Eduard Pujol, exdiputado de Junts per Catalunya, compareció este miércoles ante el juzgado de Barcelona para declarar como testigo en el proceso contra Eva R., la mujer que asegura haber mantenido una relación íntima con él entre 2018 y 2019 y que, según el político, protagonizó una campaña de acoso y difamación contra su persona.
El testimonio de Pujol se centró en los hechos que, según él, comenzaron a mediados de 2019, cuando Eva R. le enviaba cientos de mensajes y publicaba en redes sociales acusaciones falsas de índole sexual y violenta. “Me llegó a enviar 3.400 mensajes”, señaló el exdiputado, añadiendo que la mujer habría creado, bajo negación, decenas de cuentas en Twitter para difundir supuestos delitos cometidos por él.
Desarrollo de la supuesta campaña de acoso
Según la declaración, la relación entre ambos se inició en agosto de 2018 a través de Instagram, con encuentros esporádicos. Pujol afirmó que, cuando la mujer solicitó “más contacto y una relación formal”, ella empezó a lanzar una “tormenta de difamación”. Entre los mensajes que habría enviado, se encontraban amenazas como “esta noche no vas a dormir” y la advertencia de que subiría contenido comprometedor a la cuenta de Junts.
Los mensajes y publicaciones supuestamente difundidos por Eva R. incluían acusaciones de violación de menores y violencia doméstica, acompañados de imágenes manipuladas que mostraban a Pujol con su hijo y una sobrina. La mujer aseguraba que la casa del político era “la casa de los horrores, aquí viola y pega el señor diputado”.

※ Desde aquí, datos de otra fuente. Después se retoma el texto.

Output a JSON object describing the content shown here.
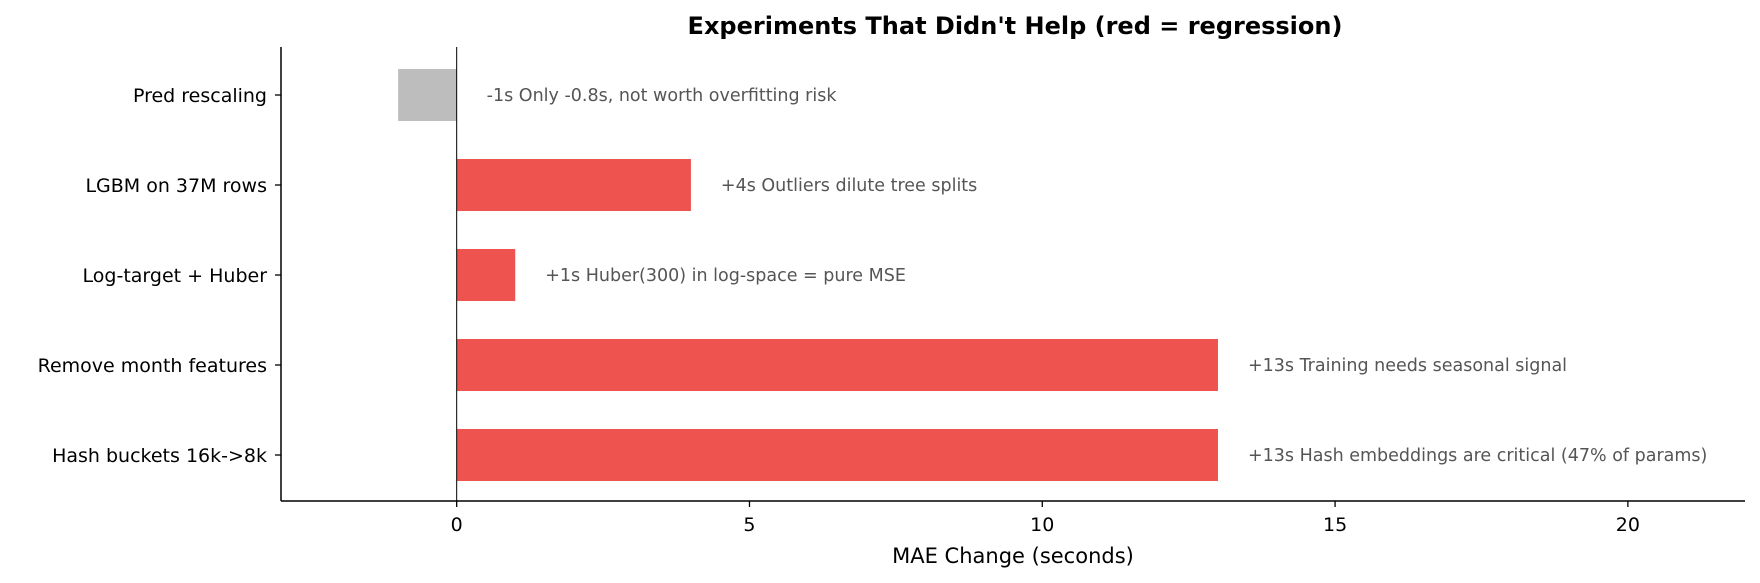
{
  "chart_data": {
    "type": "bar",
    "orientation": "horizontal",
    "title": "Experiments That Didn't Help (red = regression)",
    "xlabel": "MAE Change (seconds)",
    "ylabel": "",
    "xlim": [
      -3,
      22
    ],
    "xticks": [
      0,
      5,
      10,
      15,
      20
    ],
    "grid": false,
    "colors": {
      "regression": "#ee5350",
      "neutral": "#bdbdbd"
    },
    "categories": [
      "Pred rescaling",
      "LGBM on 37M rows",
      "Log-target + Huber",
      "Remove month features",
      "Hash buckets 16k->8k"
    ],
    "values": [
      -1,
      4,
      1,
      13,
      13
    ],
    "bar_status": [
      "neutral",
      "regression",
      "regression",
      "regression",
      "regression"
    ],
    "annotations": [
      "-1s  Only -0.8s, not worth overfitting risk",
      "+4s  Outliers dilute tree splits",
      "+1s  Huber(300) in log-space = pure MSE",
      "+13s  Training needs seasonal signal",
      "+13s  Hash embeddings are critical (47% of params)"
    ]
  }
}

Pujol sostuvo que, pese a haber pedido en varias ocasiones a la acusadora que cesara con los mensajes, la agresión continuó, provocándole una “muerte civil”. El político describió el impacto emocional como tal que, tras enterarse de la expulsión del partido, tomó medicación para la presión, dejó su puesto como diputado y se trasladó a Lleida sin saber qué camino tomar.
En octubre de 2020, en pleno contexto de la pandemia, dos mujeres – Eva R. y la concejal Noemí Ll. – denunciaron a Pujol por presunto acoso sexual ante la dirección de Junts. El partido, tras una rueda de prensa, solicitó la dimisión del político, quien aseguró que renunció de forma unilateral y que nunca recibió un expediente oficial que justificara su salida.

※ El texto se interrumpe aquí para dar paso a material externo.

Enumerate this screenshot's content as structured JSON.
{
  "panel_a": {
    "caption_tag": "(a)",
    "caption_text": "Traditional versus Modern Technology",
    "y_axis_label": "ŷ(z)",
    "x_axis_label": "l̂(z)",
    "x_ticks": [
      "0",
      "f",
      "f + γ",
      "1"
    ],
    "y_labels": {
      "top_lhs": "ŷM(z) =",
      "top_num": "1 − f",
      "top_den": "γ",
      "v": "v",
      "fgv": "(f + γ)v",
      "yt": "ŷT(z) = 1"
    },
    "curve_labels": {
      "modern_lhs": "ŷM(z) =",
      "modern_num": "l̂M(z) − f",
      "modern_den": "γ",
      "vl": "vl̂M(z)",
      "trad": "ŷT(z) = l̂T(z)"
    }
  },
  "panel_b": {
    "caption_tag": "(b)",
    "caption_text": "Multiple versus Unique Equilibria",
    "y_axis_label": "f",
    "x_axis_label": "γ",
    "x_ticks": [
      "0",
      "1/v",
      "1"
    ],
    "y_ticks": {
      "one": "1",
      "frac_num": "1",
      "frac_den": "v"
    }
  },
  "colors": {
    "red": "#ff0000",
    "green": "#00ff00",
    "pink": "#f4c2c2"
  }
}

Tras su dimisión, Pujól quedó sin empleo y describió la situación como “tóxica” cuando intentó reincorporarse a una empresa de alimentación en Olot. Seis meses después, el partido levantó la suspensión de su militancia y le ofreció disculpas públicas. Con la ayuda de su abogada, Judit Gené, el político presentó denuncias por injurias contra Eva R. y, en el caso de Noemí Ll., también por injurias y acoso.

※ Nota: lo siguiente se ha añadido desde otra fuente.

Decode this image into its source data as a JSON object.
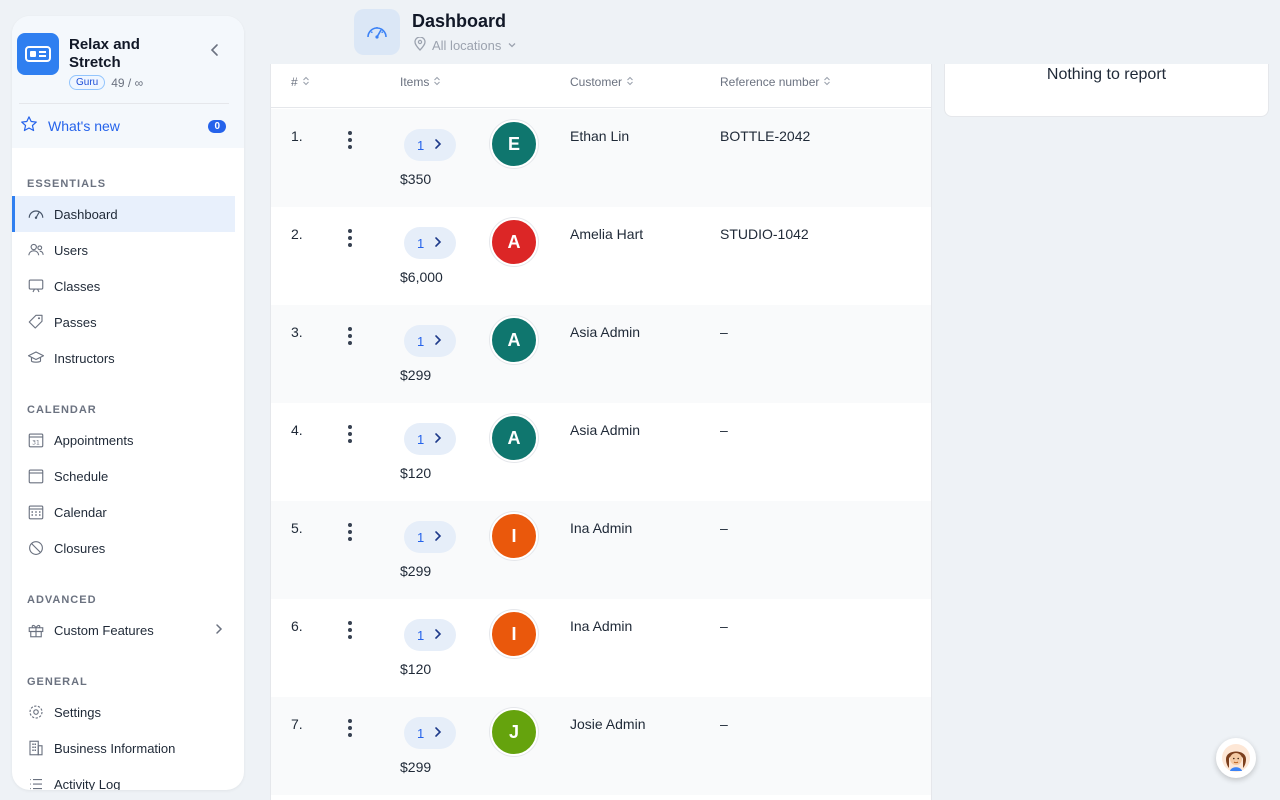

Noemí Ll. reconoció por escrito ante el juez que nunca había sido acosada por Pujol y otorgó el llamado “perdón del ofendido”, mecanismo que permite el cese de la vía penal en delitos de carácter privado como las injurias. En su declaración, la concejal afirmó haber sido manipulada por personas del partido con fines políticos.
El proceso contra Eva R. siguió su curso y culminó este miércoles con la vista oral en el juzgado de Barcelona. La acusada, asistida por su defensa, manifestó que su relación con Pujol se limitó al sexo y que ella se sintió “despreciada”. También alegó haber recibido mensajes de tono sexual por parte del político. Sin embargo, negó haber creado los perfiles de Twitter donde se habrían difundido las injurias y aseguró no haber acudido a la sede de Junts para denunciar a Pujol. Según su versión, fue Noemí Ll. quien la contactó para “reunir a mujeres y presentar una denuncia conjunta”.